I already know how to do the complexification of a real Lie algebra $\mathfrak{g}$ by the usual process of taking $\mathfrak{g}_\Bbb{C}$ to be $\mathfrak{g} \oplus i\mathfrak{g}$. Now suppose I take the approach of trying to complexify things using tensor products. I look at $\mathfrak{g} \otimes_\Bbb{R} \Bbb{C}$ with the $\Bbb{R}$ - linear map
$\begin{eqnarray*} f : &\mathfrak{g}& \longrightarrow \mathfrak{g} \otimes_\Bbb{R} \Bbb{C} \\ &v&\longmapsto v \otimes 1. \end{eqnarray*}$
Now suppose I have an $\Bbb{R}$ - linear map map $h : \mathfrak{g} \to \mathfrak{h}$ where $\mathfrak{h}$ is any other complex Lie algebra. Then I can define a $\Bbb{C}$ - linear map $g$ from the complexification $\mathfrak{g} \otimes_\Bbb{R} \Bbb{C}$ to $\mathfrak{h}$ simply by defining the action on elementary tensors as
$g(v \otimes i) = ih(v).$
I have checked that $g$ is a $\Bbb{C}$ - linear map. Now my problem comes now in that my $f,g,h$ have to somehow be compatible with the bracket on $[\cdot,\cdot]_\mathfrak{g}$ of $\mathfrak{g}$ and $[\cdot,\cdot]_\mathfrak{h}$ of $\mathfrak{h}$. This is because I don't want them to just be linear maps but also Real/Complex Lie algebra homomorphisms.

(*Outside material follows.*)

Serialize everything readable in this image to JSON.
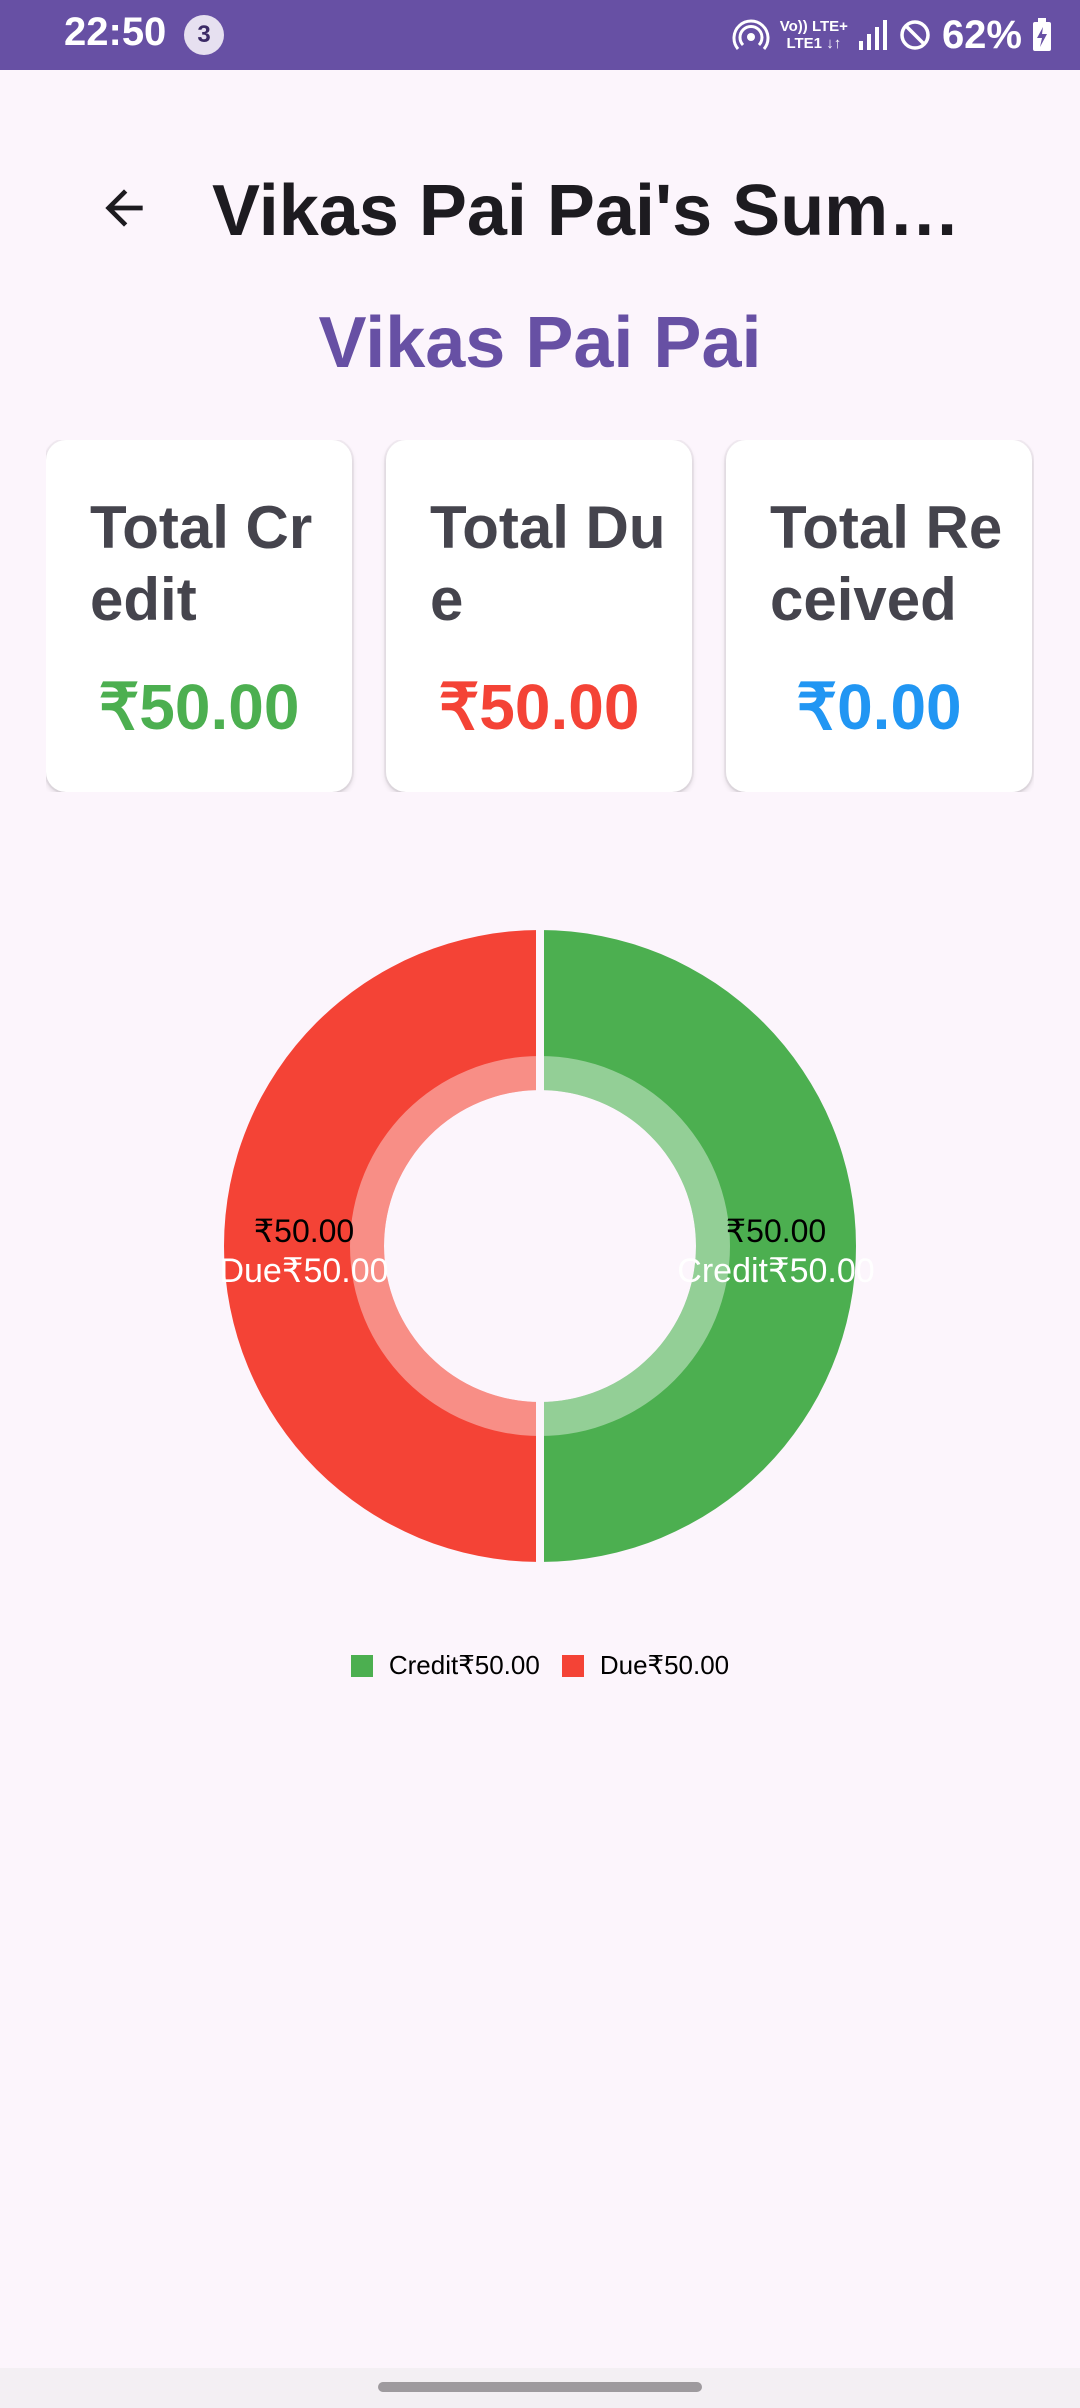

My question is: How do we define the bracket on the complexification? A reasonable guess would be $[v \otimes i,w \otimes i] = \left([v,w] \otimes [i,i]\right)$ but this is zero.
Edit: Perhaps I should add, in the usual way of defining the complexification, the bracket on $\mathfrak{g}$ extends uniquely to one on the complexification $\mathfrak{g} \oplus i\mathfrak{g}$. Should it not be the case now that my bracket on $\mathfrak{g}$ extends uniquely to one on the tensor product then?
Edit: How do we know that the Lie Bracket defined by MTurgeon is well-defined? Does it follow from the fact that we are tensoring vector spaces, and so there is one and only one way to represent a vector in here?